(Adnkronos) –
L’Ucraina attacca in Russia, penetra nella regione di Kursk e consolida le proprie posizioni arrivando ad avanzare per 30 km nel territorio nemico, aprendo una nuova fase della guerra in corso da 2 anni e mezzo. Il nuovo scenario costringe la Russia e Vladimir Putin a confrontarsi con una nuova realtà: la guerra, ora, è in casa. E il presidente russo deve prendere atto delle lacune dell’apparato difensivo, con le linee di coscritti – soldati di leva – e dei ceceni del battaglione Akhmat ‘bucate’ dalle forze di Kiev.
Sui social e sui canali Telegram spuntano video che documentano i passi falsi della Russia: colonne di mezzi bruciati, decine di soldati prigionieri.
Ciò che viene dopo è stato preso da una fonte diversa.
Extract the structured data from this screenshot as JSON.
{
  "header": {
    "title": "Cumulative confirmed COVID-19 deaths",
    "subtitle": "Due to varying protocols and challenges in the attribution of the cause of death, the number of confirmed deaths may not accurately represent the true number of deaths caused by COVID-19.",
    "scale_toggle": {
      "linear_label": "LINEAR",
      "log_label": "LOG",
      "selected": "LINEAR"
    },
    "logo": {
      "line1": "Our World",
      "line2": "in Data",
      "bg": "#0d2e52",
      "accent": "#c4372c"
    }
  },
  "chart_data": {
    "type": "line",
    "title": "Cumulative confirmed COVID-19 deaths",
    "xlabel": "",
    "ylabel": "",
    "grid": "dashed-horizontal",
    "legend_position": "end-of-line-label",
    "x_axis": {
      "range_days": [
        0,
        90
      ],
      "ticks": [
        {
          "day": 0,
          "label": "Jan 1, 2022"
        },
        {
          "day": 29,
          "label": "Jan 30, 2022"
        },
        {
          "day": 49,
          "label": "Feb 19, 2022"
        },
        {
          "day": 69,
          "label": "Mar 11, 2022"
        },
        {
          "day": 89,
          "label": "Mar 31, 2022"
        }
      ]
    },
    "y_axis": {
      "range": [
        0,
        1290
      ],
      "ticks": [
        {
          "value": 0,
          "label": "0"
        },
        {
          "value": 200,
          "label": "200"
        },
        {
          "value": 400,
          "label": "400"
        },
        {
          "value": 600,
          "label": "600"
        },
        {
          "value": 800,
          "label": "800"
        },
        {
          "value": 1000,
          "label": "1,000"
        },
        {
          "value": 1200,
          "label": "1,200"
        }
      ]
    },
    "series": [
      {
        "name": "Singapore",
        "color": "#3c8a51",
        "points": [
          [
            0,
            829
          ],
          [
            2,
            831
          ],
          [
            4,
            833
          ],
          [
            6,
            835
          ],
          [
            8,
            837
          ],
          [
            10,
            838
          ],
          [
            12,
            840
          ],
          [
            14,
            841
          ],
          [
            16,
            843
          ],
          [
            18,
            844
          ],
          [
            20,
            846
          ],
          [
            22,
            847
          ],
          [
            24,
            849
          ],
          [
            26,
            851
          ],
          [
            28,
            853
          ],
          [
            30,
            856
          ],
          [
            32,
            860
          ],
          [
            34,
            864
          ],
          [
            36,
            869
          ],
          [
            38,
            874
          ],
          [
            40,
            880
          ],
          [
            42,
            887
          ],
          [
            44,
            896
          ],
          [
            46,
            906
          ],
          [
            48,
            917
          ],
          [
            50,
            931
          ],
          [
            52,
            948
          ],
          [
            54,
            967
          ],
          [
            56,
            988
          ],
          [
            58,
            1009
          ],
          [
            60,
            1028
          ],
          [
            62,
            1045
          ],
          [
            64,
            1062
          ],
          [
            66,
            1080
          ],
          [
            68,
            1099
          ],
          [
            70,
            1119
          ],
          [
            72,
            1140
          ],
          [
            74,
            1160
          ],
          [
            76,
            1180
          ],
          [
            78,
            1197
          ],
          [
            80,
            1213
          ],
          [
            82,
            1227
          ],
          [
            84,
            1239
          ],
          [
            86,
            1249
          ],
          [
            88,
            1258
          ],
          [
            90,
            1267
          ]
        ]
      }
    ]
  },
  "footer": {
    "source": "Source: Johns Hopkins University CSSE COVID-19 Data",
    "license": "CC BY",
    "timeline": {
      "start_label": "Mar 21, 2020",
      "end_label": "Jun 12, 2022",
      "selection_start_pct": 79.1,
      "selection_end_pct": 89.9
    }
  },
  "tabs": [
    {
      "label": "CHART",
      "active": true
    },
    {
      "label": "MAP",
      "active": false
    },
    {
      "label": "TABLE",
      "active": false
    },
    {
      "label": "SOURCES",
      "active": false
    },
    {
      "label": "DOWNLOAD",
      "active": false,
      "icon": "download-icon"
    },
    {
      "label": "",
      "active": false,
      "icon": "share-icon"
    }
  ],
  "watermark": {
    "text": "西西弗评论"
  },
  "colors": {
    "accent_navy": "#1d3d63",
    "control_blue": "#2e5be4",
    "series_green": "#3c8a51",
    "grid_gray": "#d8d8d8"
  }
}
E’ passata quasi una settimana dall’inizio del blitz ucraino e la risposta russa fatica a svilupparsi in modo efficace.
Il Cremlino ha deciso di contrastare l’offensiva ucraina come se fosse un’azione terroristica. E’ stata quindi annunciata un’operazione antiterrorismo non solo nell’oblast di Kursk, ma anche in quelli di Belgorod e Bryansk. Al comando, quindi, c’è Alexander Bortnikov, capo del Servizio federale per la sicurezza (Fsb): tocca a lui coordinare le azioni per contrastare “gli atti terroristici” compiuti in Russia e le “unità delle forze armate ucraine”.
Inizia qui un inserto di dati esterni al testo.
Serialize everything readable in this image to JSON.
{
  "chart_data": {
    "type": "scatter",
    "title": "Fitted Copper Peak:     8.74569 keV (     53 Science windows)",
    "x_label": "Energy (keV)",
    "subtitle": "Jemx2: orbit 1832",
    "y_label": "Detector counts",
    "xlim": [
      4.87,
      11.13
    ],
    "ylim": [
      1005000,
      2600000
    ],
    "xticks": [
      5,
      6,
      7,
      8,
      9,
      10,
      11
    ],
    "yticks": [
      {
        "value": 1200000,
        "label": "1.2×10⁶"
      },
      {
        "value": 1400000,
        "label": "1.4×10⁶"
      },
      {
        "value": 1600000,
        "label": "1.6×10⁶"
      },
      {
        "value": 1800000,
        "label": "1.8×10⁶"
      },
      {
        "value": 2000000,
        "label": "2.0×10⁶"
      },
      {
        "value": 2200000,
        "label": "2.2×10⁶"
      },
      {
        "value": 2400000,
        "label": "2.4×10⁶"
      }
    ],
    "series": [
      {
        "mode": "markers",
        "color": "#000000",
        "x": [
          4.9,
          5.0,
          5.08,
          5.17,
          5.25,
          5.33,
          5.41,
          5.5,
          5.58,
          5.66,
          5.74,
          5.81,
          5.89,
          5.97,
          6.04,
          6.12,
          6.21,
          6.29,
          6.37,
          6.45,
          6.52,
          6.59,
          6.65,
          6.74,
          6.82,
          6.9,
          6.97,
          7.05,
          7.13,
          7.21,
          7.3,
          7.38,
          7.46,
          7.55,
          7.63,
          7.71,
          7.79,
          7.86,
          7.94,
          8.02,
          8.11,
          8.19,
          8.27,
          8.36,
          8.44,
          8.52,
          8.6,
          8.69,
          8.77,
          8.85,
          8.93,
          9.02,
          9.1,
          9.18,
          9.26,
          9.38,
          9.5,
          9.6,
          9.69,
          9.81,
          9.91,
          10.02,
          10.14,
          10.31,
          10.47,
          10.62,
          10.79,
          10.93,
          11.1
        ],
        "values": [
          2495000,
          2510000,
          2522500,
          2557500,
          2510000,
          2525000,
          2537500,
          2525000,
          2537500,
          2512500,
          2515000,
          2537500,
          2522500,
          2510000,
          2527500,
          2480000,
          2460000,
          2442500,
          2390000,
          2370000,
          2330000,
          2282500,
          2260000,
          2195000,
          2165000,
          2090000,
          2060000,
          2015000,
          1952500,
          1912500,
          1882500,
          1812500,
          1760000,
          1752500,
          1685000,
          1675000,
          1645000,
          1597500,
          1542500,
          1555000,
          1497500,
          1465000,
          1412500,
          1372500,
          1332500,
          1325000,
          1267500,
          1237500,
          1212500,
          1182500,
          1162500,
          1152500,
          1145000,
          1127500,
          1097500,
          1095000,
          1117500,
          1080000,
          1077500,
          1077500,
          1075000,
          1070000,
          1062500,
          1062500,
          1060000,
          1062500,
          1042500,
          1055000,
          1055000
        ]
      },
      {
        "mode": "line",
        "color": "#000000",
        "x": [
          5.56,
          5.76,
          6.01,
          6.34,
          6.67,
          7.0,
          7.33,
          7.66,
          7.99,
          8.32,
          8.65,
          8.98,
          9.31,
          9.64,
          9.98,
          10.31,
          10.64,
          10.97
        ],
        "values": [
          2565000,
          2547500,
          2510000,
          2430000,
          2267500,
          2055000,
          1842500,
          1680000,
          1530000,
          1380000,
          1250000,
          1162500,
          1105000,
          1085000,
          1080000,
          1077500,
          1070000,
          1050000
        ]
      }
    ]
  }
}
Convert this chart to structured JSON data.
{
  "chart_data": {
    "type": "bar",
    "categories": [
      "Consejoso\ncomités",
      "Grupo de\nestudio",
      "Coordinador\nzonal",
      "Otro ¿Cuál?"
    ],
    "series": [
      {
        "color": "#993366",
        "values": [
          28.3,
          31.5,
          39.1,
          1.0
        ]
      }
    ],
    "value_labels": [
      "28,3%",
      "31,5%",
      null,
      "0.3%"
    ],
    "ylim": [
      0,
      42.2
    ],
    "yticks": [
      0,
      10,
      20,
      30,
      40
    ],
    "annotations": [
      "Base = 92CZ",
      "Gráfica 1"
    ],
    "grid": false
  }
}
La scelta di Putin viene vivisezionata da esperti e analisti. L’Institute for the study of war (Isw), think tank americano, osserva che il Cremlino avrebbe potuto dichiarare un formale stato di guerra o introdurre la legge marziale: in questo modo, avrebbe potuto adottare misure più drastiche di quelle previste dall’operazione antiterrorismo. Il varo di provvedimenti più restrittivi, però, avrebbe certificato l’emergenza che, al momento, Mosca cerca di ridimensionare nonostante l’evacuazione di 80mila civili.
Secondo Verstka, testata di riferimento per l’opposizione, il Cremlino ha chiesto a deputati e senatori russi di non commentare cosa accade a Kursk “fino a nuovo avviso” e di limitarsi a fare riferimento solo alle comunicazioni ufficiali come spunto per considerazioni e valutazioni.
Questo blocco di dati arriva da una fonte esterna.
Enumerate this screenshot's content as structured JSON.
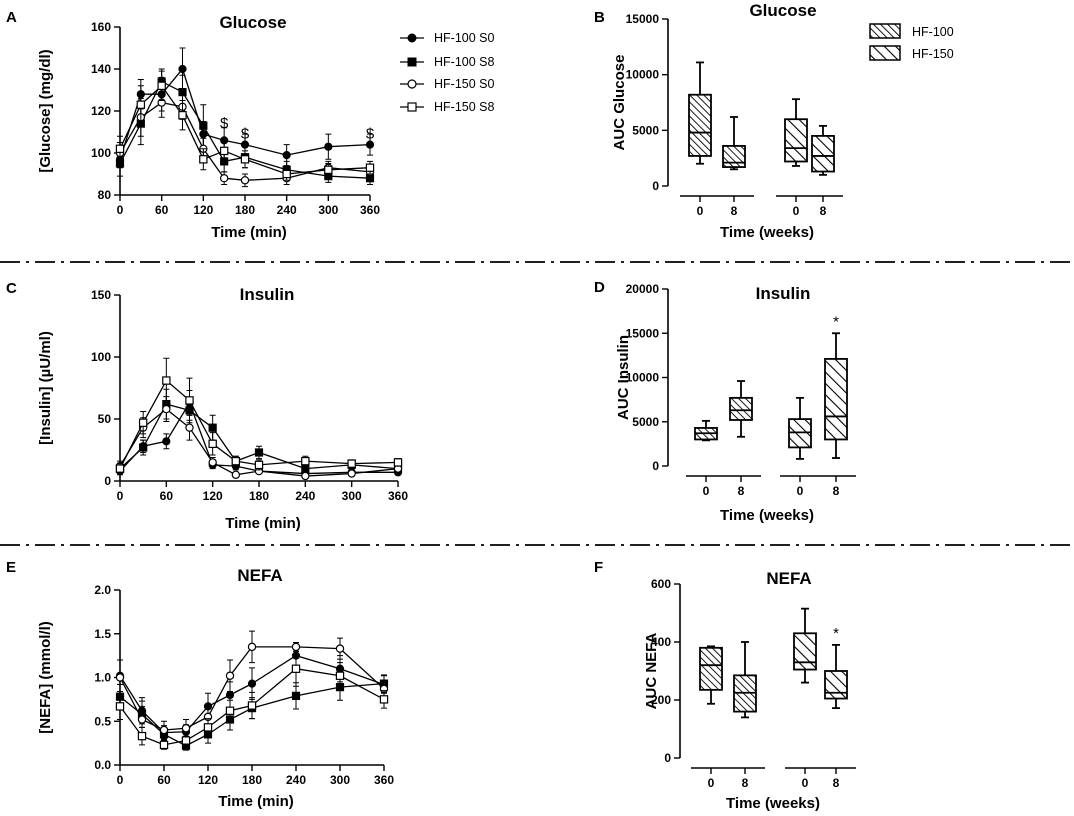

La decisione con cui Putin ha affidato la gestione della crisi a Bortnikov è un’implicita dichiarazione di sfiducia nei confronti dell’apparato militare presente a Kursk, nonostante il tentativo del capo di stato maggiore, il generale Valeri Gerasimov, di mantenere il totale controllo della situazione.
Il capo dell’Fsb, del resto, in passato si è distinto per i risultati ottenuti in contesti complicati: a lui, secondo l’Isw, va attribuito un ruolo rilevante nella gestione della rivolta della Wagner, la compagnia di mercenari che sotto la guida di Evgheny Prigozhin marciò verso Mosca per 2 giorni a giugno dello scorso anno.
La missione di Bortnikov, in questo caso, si presenta complessa per motivi ‘strutturali’. Il numero 1 dell’Fsb dovrà coordinare l’azione di elementi e reparti che fanno parte a organismi diversi, con la necessità di interagire con il ministero dell’Interno e, ovviamente, con il ministero della Difesa.
Secondo gli analisti, la Russia ha iniziato dal 9 agosto a inviare uomini e mezzi nella regione di Kursk, ottenendo i primi risultati. L’avanzata delle forze ucraine è stata rallentata, a quanto pare, e i reparti di Kiev non avrebbero il controllo sull’intera citta di Suzhda.
Vengono spostate unità da altre zone del fronte, anche dalle regioni di Kharkiv e Kherson, che rischiano quindi di rimanere più scoperte, ma non dal Donetsk. In generale, in base alle informazioni diffuse anche dai milbloggers russi, Mosca pare orientata a fare affidamento sui coscritti: i soldati di leva non dovrebbero essere coinvolti nelle operazioni in prima linea, come ha garantito Putin in passato, ma la linea rossa appare ormai superata abbondantemente.